A couple of years later, a man identified as Jimmy Dean Sasser told police that he had killed Walker in 1977, the Fort Worth Star-Telegram reported. Sasser was charged and indicted for the crime. But seven months later, Sasser was released from prison and said that he had lied about the murder because his marriage had fallen apart and he was depressed.


4. DNA & Letter Restarted the Investigation

In April of 2019, the Fort Worth Police revealed that police had received a letter from someone who said he was Walker’s killer, which they said further down in the thread that they had received in 1974.

Part of the letter was redacted. The body of it read, “I killed Carla Walker in Benbrook … Sign 10100 … PS It is hard to say but it is true … Sign 10100.”

Police have not revealed if they know the author of the letter today.
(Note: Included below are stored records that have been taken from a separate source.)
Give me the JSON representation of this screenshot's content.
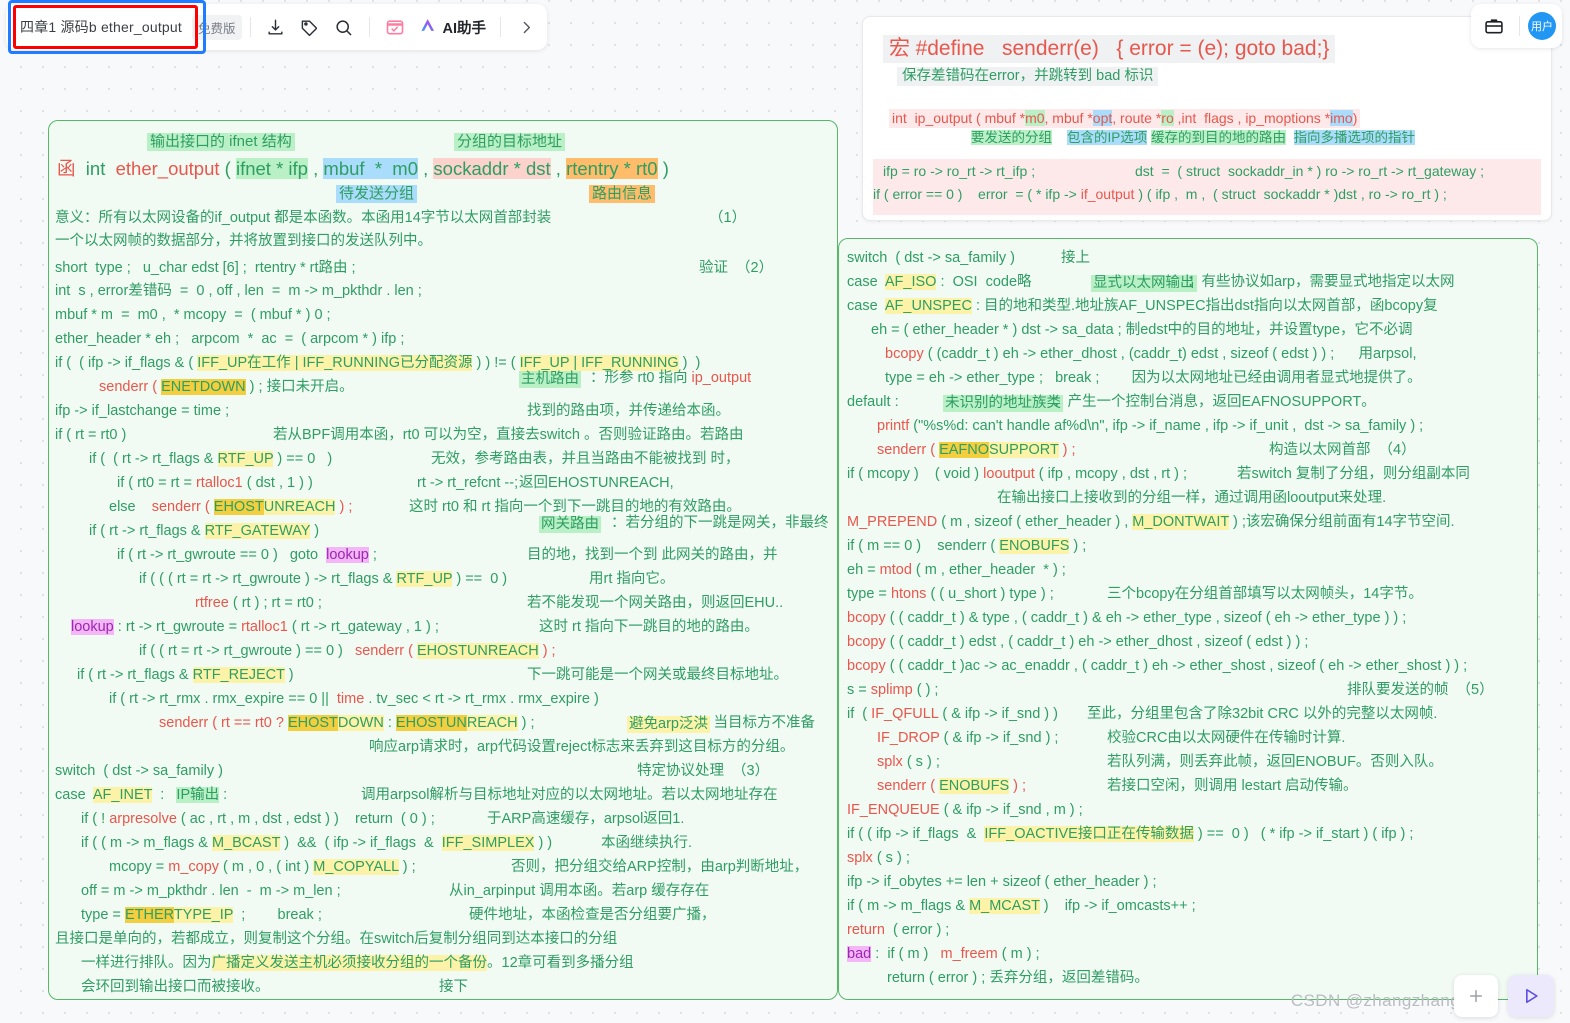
{
  "toolbar": {
    "doc_title": "四章1 源码b ether_output",
    "free_badge": "免费版",
    "download_icon": "download-icon",
    "tag_icon": "tag-icon",
    "search_icon": "search-icon",
    "calendar_icon": "calendar-icon",
    "ai_icon": "ai-sparkle-icon",
    "ai_label": "AI助手",
    "more_icon": "chevron-right-icon",
    "briefcase_icon": "briefcase-icon",
    "avatar_label": "用户"
  },
  "macro_card": {
    "title_macro": "宏",
    "title_define": "#define",
    "title_name": "senderr(e)",
    "title_body": "{ error = (e); goto bad;}",
    "subtitle": "保存差错码在error，并跳转到 bad 标识",
    "sig_pre": "int  ip_output ( mbuf *",
    "sig_m0": "m0",
    "sig_mid1": ", mbuf *",
    "sig_opt": "opt",
    "sig_mid2": ", route *",
    "sig_ro": "ro",
    "sig_mid3": " ,int  flags , ip_moptions *",
    "sig_imo": "imo",
    "sig_end": ")",
    "ann_m0": "要发送的分组",
    "ann_opt": "包含的IP选项",
    "ann_ro": "缓存的到目的地的路由",
    "ann_imo": "指向多播选项的指针",
    "line_ifp": "ifp = ro -> ro_rt -> rt_ifp ;",
    "line_dst": "dst  =  ( struct  sockaddr_in * ) ro -> ro_rt -> rt_gateway ;",
    "line_err_pre": "if ( error == 0 )    error  = ( * ifp -> ",
    "line_err_fn": "if_output",
    "line_err_post": " ) ( ifp ,  m ,  ( struct  sockaddr * )dst , ro -> ro_rt ) ;"
  },
  "left_card": {
    "ann_ifnet": "输出接口的 ifnet 结构",
    "ann_dst": "分组的目标地址",
    "sig_han": "函",
    "sig_int": "int",
    "sig_name": "ether_output",
    "sig_p1": "ifnet * ifp",
    "sig_p2": "mbuf  *  m0",
    "sig_p3": "sockaddr * dst",
    "sig_p4": "rtentry * rt0",
    "ann_m0": "待发送分组",
    "ann_rt0": "路由信息",
    "lines": [
      "意义：所有以太网设备的if_output 都是本函数。本函用14字节以太网首部封装",
      "一个以太网帧的数据部分，并将放置到接口的发送队列中。",
      "short  type ;   u_char edst [6] ;  rtentry * rt路由 ;",
      "int  s , error差错码  =  0 , off , len  =  m -> m_pkthdr . len ;",
      "mbuf * m  =  m0 ,  * mcopy  =  ( mbuf * ) 0 ;",
      "ether_header * eh ;   arpcom  *  ac  =  ( arpcom * ) ifp ;"
    ],
    "marks": {
      "m1": "（1）",
      "m2": "验证  （2）",
      "m3": "特定协议处理  （3）"
    },
    "code": {
      "l_if_flags_a": "if (  ( ifp -> if_flags & ( ",
      "l_iff_up": "IFF_UP在工作",
      "l_pipe": " | ",
      "l_iff_running": "IFF_RUNNING已分配资源",
      "l_if_flags_b": " ) ) != ( ",
      "l_iff_up2": "IFF_UP",
      "l_iff_running2": "IFF_RUNNING",
      "l_if_flags_c": " )  )",
      "l_senderr_enet_pre": "senderr ( ",
      "l_enet": "ENETDOWN",
      "l_senderr_enet_post": " ) ; 接口未开启。",
      "l_lastchange": "ifp -> if_lastchange = time ;",
      "l_rt_rt0": "if ( rt = rt0 )",
      "l_rtf_up_pre": "if (  ( rt -> rt_flags & ",
      "l_rtf_up": "RTF_UP",
      "l_rtf_up_post": " ) == 0   )",
      "l_rtalloc1": "if ( rt0 = rt = rtalloc1 ( dst , 1 ) )",
      "l_refcnt": "rt -> rt_refcnt --;",
      "l_else_senderr_pre": "else     senderr ( ",
      "l_ehu": "EHOSTUNREACH",
      "l_else_senderr_post": " ) ;",
      "l_gw_pre": "if ( rt -> rt_flags & ",
      "l_rtf_gw": "RTF_GATEWAY",
      "l_gw_post": " )",
      "l_gwroute0": "if ( rt -> rt_gwroute == 0 )   goto  ",
      "l_lookup": "lookup",
      "l_semicolon": " ;",
      "l_gwroute_up_pre": "if ( ( ( rt = rt -> rt_gwroute ) -> rt_flags & ",
      "l_rtf_up3": "RTF_UP",
      "l_gwroute_up_post": " ) ==  0 )",
      "l_rtfree": "rtfree ( rt ) ; rt = rt0 ;",
      "l_lookup_lbl": "lookup",
      "l_lookup_body": " : rt -> rt_gwroute = rtalloc1 ( rt -> rt_gateway , 1 ) ;",
      "l_gwroute_null_pre": "if ( ( rt = rt -> rt_gwroute ) == 0 )    senderr ( ",
      "l_ehu2": "EHOSTUNREACH",
      "l_gwroute_null_post": " ) ;",
      "l_reject_pre": "if ( rt -> rt_flags & ",
      "l_rtf_reject": "RTF_REJECT",
      "l_reject_post": " )",
      "l_expire": "if ( rt -> rt_rmx . rmx_expire == 0 ||   time . tv_sec < rt -> rt_rmx . rmx_expire )",
      "l_senderr_rt_pre": "senderr ( rt == rt0 ? ",
      "l_ehostdown": "EHOSTDOWN",
      "l_colon": " : ",
      "l_ehu3": "EHOSTUNREACH",
      "l_senderr_rt_post": " ) ;",
      "l_switch": "switch  ( dst -> sa_family )",
      "l_case_pre": "case  ",
      "l_af_inet": "AF_INET",
      "l_case_mid": "  :   ",
      "l_ipout": "IP输出",
      "l_case_post": " :",
      "l_arpresolve": "if ( ! arpresolve ( ac , rt , m , dst , edst ) )    return  ( 0 ) ;",
      "l_bcast_pre": "if ( ( m -> m_flags & ",
      "l_mbcast": "M_BCAST",
      "l_bcast_mid": " )  &&  ( ifp -> if_flags  &  ",
      "l_simplex": "IFF_SIMPLEX",
      "l_bcast_post": " ) )",
      "l_mcopy_pre": "mcopy = ",
      "l_mcopy_fn": "m_copy",
      "l_mcopy_mid": " ( m , 0 , ( int ) ",
      "l_copyall": "M_COPYALL",
      "l_mcopy_post": " ) ;",
      "l_off": "off = m -> m_pkthdr . len  -  m -> m_len ;",
      "l_type_pre": "type = ",
      "l_ethertype": "ETHERTYPE_IP",
      "l_type_post": "  ;        break ;"
    },
    "notes": {
      "n_host_route_hl": "主机路由",
      "n_host_route": "：形参 rt0 指向 ",
      "n_ip_output": "ip_output",
      "n_host_route2": "找到的路由项，并传递给本函。",
      "n_bpf": "若从BPF调用本函，rt0 可以为空，直接去switch 。否则验证路由。若路由",
      "n_invalid": "无效，参考路由表，并且当路由不能被找到 时，",
      "n_ehu_ret": "返回EHOSTUNREACH,",
      "n_valid": "这时 rt0 和 rt 指向一个到下一跳目的地的有效路由。",
      "n_gw_hl": "网关路由",
      "n_gw": "：若分组的下一跳是网关，非最终",
      "n_gw2": "目的地，找到一个到 此网关的路由，并",
      "n_gw3": "用rt 指向它。",
      "n_gw4": "若不能发现一个网关路由，则返回EHU..",
      "n_gw5": "这时 rt 指向下一跳目的地的路由。",
      "n_reject": "下一跳可能是一个网关或最终目标地址。",
      "n_arp_hl": "避免arp泛洪",
      "n_arp": "：当目标方不准备",
      "n_arp2": "响应arp请求时，arp代码设置reject标志来丢弃到这目标方的分组。",
      "n_arpsol": "调用arpsol解析与目标地址对应的以太网地址。若以太网地址存在",
      "n_arpsol2": "于ARP高速缓存，arpsol返回1.",
      "n_arpsol3": "本函继续执行.",
      "n_arpsol4": "否则，把分组交给ARP控制，由arp判断地址，",
      "n_arpsol5": "从in_arpinput 调用本函。若arp 缓存存在",
      "n_arpsol6": "硬件地址，本函检查是否分组要广播，",
      "n_last1": "且接口是单向的，若都成立，则复制这个分组。在switch后复制分组同到达本接口的分组",
      "n_last2_pre": "一样进行排队。因为",
      "n_last2_hl": "广播定义发送主机必须接收分组的一个备份",
      "n_last2_post": "。12章可看到多播分组",
      "n_last3": "会环回到输出接口而被接收。",
      "n_last4": "接下"
    }
  },
  "right_card": {
    "l_switch": "switch  ( dst -> sa_family )",
    "n_jieshang": "接上",
    "l_case_iso_pre": "case  ",
    "l_af_iso": "AF_ISO",
    "l_case_iso_post": " :  OSI  code略",
    "n_explicit_hl": "显式以太网输出",
    "n_explicit": "：有些协议如arp，需要显式地指定以太网",
    "l_case_unspec_pre": "case  ",
    "l_af_unspec": "AF_UNSPEC",
    "l_case_unspec_post": " : 目的地和类型.地址族AF_UNSPEC指出dst指向以太网首部，函bcopy复",
    "l_eh": "eh = ( ether_header * ) dst -> sa_data ; 制edst中的目的地址，并设置type，它不必调",
    "l_bcopy1_fn": "bcopy",
    "l_bcopy1": " ( (caddr_t ) eh -> ether_dhost , (caddr_t) edst , sizeof ( edst ) ) ;      用arpsol,",
    "l_type_break": "type = eh -> ether_type ;   break ;        因为以太网地址已经由调用者显式地提供了。",
    "l_default": "default :",
    "n_unknown_hl": "未识别的地址族类",
    "n_unknown": "：产生一个控制台消息，返回EAFNOSUPPORT。",
    "l_printf_fn": "printf",
    "l_printf": " (\"%s%d: can't handle af%d\\n\", ifp -> if_name , ifp -> if_unit ,  dst -> sa_family ) ;",
    "l_senderr_eaf_pre": "senderr ( ",
    "l_eaf": "EAFNOSUPPORT",
    "l_senderr_eaf_post": " ) ;",
    "l_mcopy_pre": "if ( mcopy )    ( void ) ",
    "l_looutput": "looutput",
    "l_mcopy_post": " ( ifp , mcopy , dst , rt ) ;",
    "n_mcopy": "若switch 复制了分组，则分组副本同",
    "n_mcopy2": "在输出接口上接收到的分组一样，通过调用函looutput来处理.",
    "l_prepend_fn": "M_PREPEND",
    "l_prepend": " ( m , sizeof ( ether_header ) , ",
    "l_dontwait": "M_DONTWAIT",
    "l_prepend_post": " ) ;",
    "n_prepend": "该宏确保分组前面有14字节空间.",
    "l_menobufs_pre": "if ( m == 0 )    senderr ( ",
    "l_enobufs": "ENOBUFS",
    "l_menobufs_post": " ) ;",
    "l_mtod_pre": "eh = ",
    "l_mtod": "mtod",
    "l_mtod_post": " ( m , ether_header  * ) ;",
    "l_type_pre": "type = ",
    "l_htons": "htons",
    "l_type_post": " ( ( u_short ) type ) ;",
    "n_three_bcopy": "三个bcopy在分组首部填写以太网帧头，14字节。",
    "l_bcopy2_fn": "bcopy",
    "l_bcopy2": " ( ( caddr_t ) & type , ( caddr_t ) & eh -> ether_type , sizeof ( eh -> ether_type ) ) ;",
    "l_bcopy3_fn": "bcopy",
    "l_bcopy3": " ( ( caddr_t ) edst , ( caddr_t ) eh -> ether_dhost , sizeof ( edst ) ) ;",
    "l_bcopy4_fn": "bcopy",
    "l_bcopy4": " ( ( caddr_t )ac -> ac_enaddr , ( caddr_t ) eh -> ether_shost , sizeof ( eh -> ether_shost ) ) ;",
    "l_splimp_pre": "s = ",
    "l_splimp": "splimp",
    "l_splimp_post": " ( ) ;",
    "n_queue_mark": "排队要发送的帧  （5）",
    "l_qfull_pre": "if  ( ",
    "l_if_qfull": "IF_QFULL",
    "l_qfull_post": " ( & ifp -> if_snd ) )",
    "n_qfull": "至此，分组里包含了除32bit CRC 以外的完整以太网帧.",
    "l_ifdrop_fn": "IF_DROP",
    "l_ifdrop": " ( & ifp -> if_snd ) ;",
    "n_crc": "校验CRC由以太网硬件在传输时计算.",
    "l_splx1_fn": "splx",
    "l_splx1": " ( s ) ;",
    "n_full": "若队列满，则丢弃此帧，返回ENOBUF。否则入队。",
    "l_senderr_eno_pre": "senderr ( ",
    "l_enobufs2": "ENOBUFS",
    "l_senderr_eno_post": " ) ;",
    "n_idle": "若接口空闲，则调用 lestart 启动传输。",
    "l_enqueue_fn": "IF_ENQUEUE",
    "l_enqueue": " ( & ifp -> if_snd , m ) ;",
    "l_oactive_pre": "if ( ( ifp -> if_flags  &  ",
    "l_oactive": "IFF_OACTIVE接口正在传输数据",
    "l_oactive_post": " ) ==  0 )   ( * ifp -> if_start ) ( ifp ) ;",
    "l_splx2_fn": "splx",
    "l_splx2": " ( s ) ;",
    "l_obytes": "ifp -> if_obytes += len + sizeof ( ether_header ) ;",
    "l_mcast_pre": "if ( m -> m_flags & ",
    "l_mcast": "M_MCAST",
    "l_mcast_post": " )    ifp -> if_omcasts++ ;",
    "l_return1_kw": "return",
    "l_return1": "  ( error ) ;",
    "l_bad": "bad",
    "l_bad_rest": " :  if ( m )   ",
    "l_mfreem": "m_freem",
    "l_mfreem_post": " ( m ) ;",
    "l_return2": "return ( error ) ; 丢弃分组，返回差错码。",
    "mark4": "构造以太网首部  （4）"
  },
  "watermark": "CSDN @zhangzhangKeji",
  "colors": {
    "accent_green": "#2e9e63",
    "accent_red": "#e8574c",
    "card_border": "#57b868",
    "card_bg": "#f2faf4",
    "blue_outline": "#1f7bff",
    "red_outline": "#ff0000"
  }
}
However, in 2019, the Fort Worth Police department implored the letter’s author to identify themselves and come forward via Twitter.


5. A Suspect Was Identified & Named in Late September

Police had tried running DNA from a garment at the crime scene — a bra that belonged to Walker — through the FBI’s Combined DNA Index System (CODIS) but came up empty, according to local CBS station DFW. However, in late September, police announced that the DNA agency, Othram, had found a match to one of Glen McCurley’s relatives and that led police to take another look at him.

At the time of the murder, police had looked at McCurley because he owned a .22 Ruger pistol, according to the Houston Chronicle, which matched the magazine was found at the crime scene. After collecting DNA from McCurley’s trash, they confirmed that his DNA was a match.

In a radio interview with KRLD, as reported by the Fort Worth Star-Telegram, McCurley said that he was drunk when he came across Walker and her boyfriend. McCurley said that he saw McCoy hit Walker and he “went over there and opened the door, and knocked him off of her.” He said he pulled Walker from the car where they talked. McCurley said that Walker told him “she was thankful for me getting him away from her.” McCurley then said, “She just gave me a hug. I gave her a kiss. I mistook her for something else,” he said. “I didn’t mean to do it.”

Other than a car theft, McCurley had no other criminal record, according to the Houston Chronicle.

The 77-year-old McCurley was arrested on September 21, has been charged with capital murder and is being held on a $100,000 bond at the Tarrant County Jail, according to the Houston Chronicle. “I can’t find any cold cases with a live suspect that are older than this that have been solved,” said Wagner told the paper. “Our first priority was to find out the truth for the (victim’s) family, and because we did that, it was just a tremendous feeling of relief.”